In tema di interruzione della causalità nel negozio giuridico, in riferimento al meccanismo condizionale per come esso si presenta nella fenomenologia dell"autonomia privata e per come esso si dispiega nella nomologia positivizzata in seno all"ingegneria codicistica, occorre tener presente la compenetrazione tra la natura volontaristica in senso effettuale che caratterizza l"atto negoziale nella teorica civilistica, e il concetto di causa in concreto quale funzione economico-individuale in concreto. La causa negoziale è un frangente sistemico dell"economia contrattuale, ad esempio, oltre che elemento essenziale-costitutivo del contratto ai sensi dell"art. 1325, n. 2, e, penetrando lo svolgimento determinativo del contenuto sostanziale del piano contrattuale oggetto dell"accordo, si manifesta concretamente nelle esigenze condizionalistiche sottese al pano medesimo.
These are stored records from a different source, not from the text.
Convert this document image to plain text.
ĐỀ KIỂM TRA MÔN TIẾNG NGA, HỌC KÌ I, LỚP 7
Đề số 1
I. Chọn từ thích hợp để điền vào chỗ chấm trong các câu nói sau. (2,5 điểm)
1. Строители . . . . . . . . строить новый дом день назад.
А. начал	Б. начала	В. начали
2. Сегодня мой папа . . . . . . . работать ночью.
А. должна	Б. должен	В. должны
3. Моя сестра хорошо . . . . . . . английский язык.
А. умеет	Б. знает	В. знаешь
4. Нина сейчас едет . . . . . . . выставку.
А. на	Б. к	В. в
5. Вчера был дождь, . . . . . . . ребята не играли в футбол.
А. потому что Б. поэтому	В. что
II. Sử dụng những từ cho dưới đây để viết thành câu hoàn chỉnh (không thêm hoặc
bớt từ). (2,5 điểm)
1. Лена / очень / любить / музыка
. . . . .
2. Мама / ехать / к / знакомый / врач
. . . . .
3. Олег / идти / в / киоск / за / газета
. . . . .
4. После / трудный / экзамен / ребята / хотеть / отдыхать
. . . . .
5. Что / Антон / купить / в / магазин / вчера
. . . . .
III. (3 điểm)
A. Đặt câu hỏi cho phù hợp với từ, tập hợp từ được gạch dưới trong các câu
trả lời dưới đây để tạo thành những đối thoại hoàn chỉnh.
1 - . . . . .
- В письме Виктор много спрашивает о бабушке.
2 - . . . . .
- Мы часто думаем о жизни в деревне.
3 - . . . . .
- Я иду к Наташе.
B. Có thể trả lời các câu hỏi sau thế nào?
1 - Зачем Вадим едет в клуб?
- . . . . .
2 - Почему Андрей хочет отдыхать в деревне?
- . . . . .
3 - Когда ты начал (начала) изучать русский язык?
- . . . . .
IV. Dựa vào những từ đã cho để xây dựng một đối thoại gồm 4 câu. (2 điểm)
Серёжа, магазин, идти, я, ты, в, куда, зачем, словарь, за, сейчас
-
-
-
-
Se poi vuol scendersi nel particolare autodeterminazionistico delle volizioni e delle connesse esigenze delle parti, a rigore, la morfologia strutturale di tipo condizionalistico risulta la manifestazione tecnicistica dei motivi, i quali ben distinti restano sul piano ontologico-giuridico dal concetto di causa.

Se la "ratio" specifica e pratica di una condizione fosse volta a dare ingresso a motivi illeciti comuni ad entrambe le parti, il contenuto sostanziale della clausola condizionale risulterebbe una spia utile, in connessione ermeneutica con altre clausole o in collegamento funzionale con altri contratti, alla individuazione della illiceità, e alla conseguente attivazione di meccanismi invalidanti.

Si pensi alle fattispecie condizionalistiche che in seno alla propria struttura nomologicamente causalistica nascondono clausole vessatorie, tipizzate in senso tassativo (estensibili ermeneuticamente ma non soggette ad analogia), e vietate da peculiari meccanismi di salvaguardia del consumatore nei confronti del professionista (si pensi agli artt. 33 e 36 del c.d. Codice del consumo, D.Lgs. n. 206/2005), o comunque sottoposte, negli altri casi, a specifica approvazione per iscritto se configuranti delle condizioni generali ai sensi dell"art. 1341, comma 2, c.c.

La condizione, tecnicamente intesa, si trova nelle disposizioni normative di cui agli artt. 1353-1361 c.c., ma la fattispecie negoziale a carattere condizionale, sistemicamente, è un ente logico utile a farsi funzionale struttura contenitrice di determinazioni, sostanziali e tra le più varie possibili: risulterebbe riduttiva ogni sconnessione dall"ambito causale.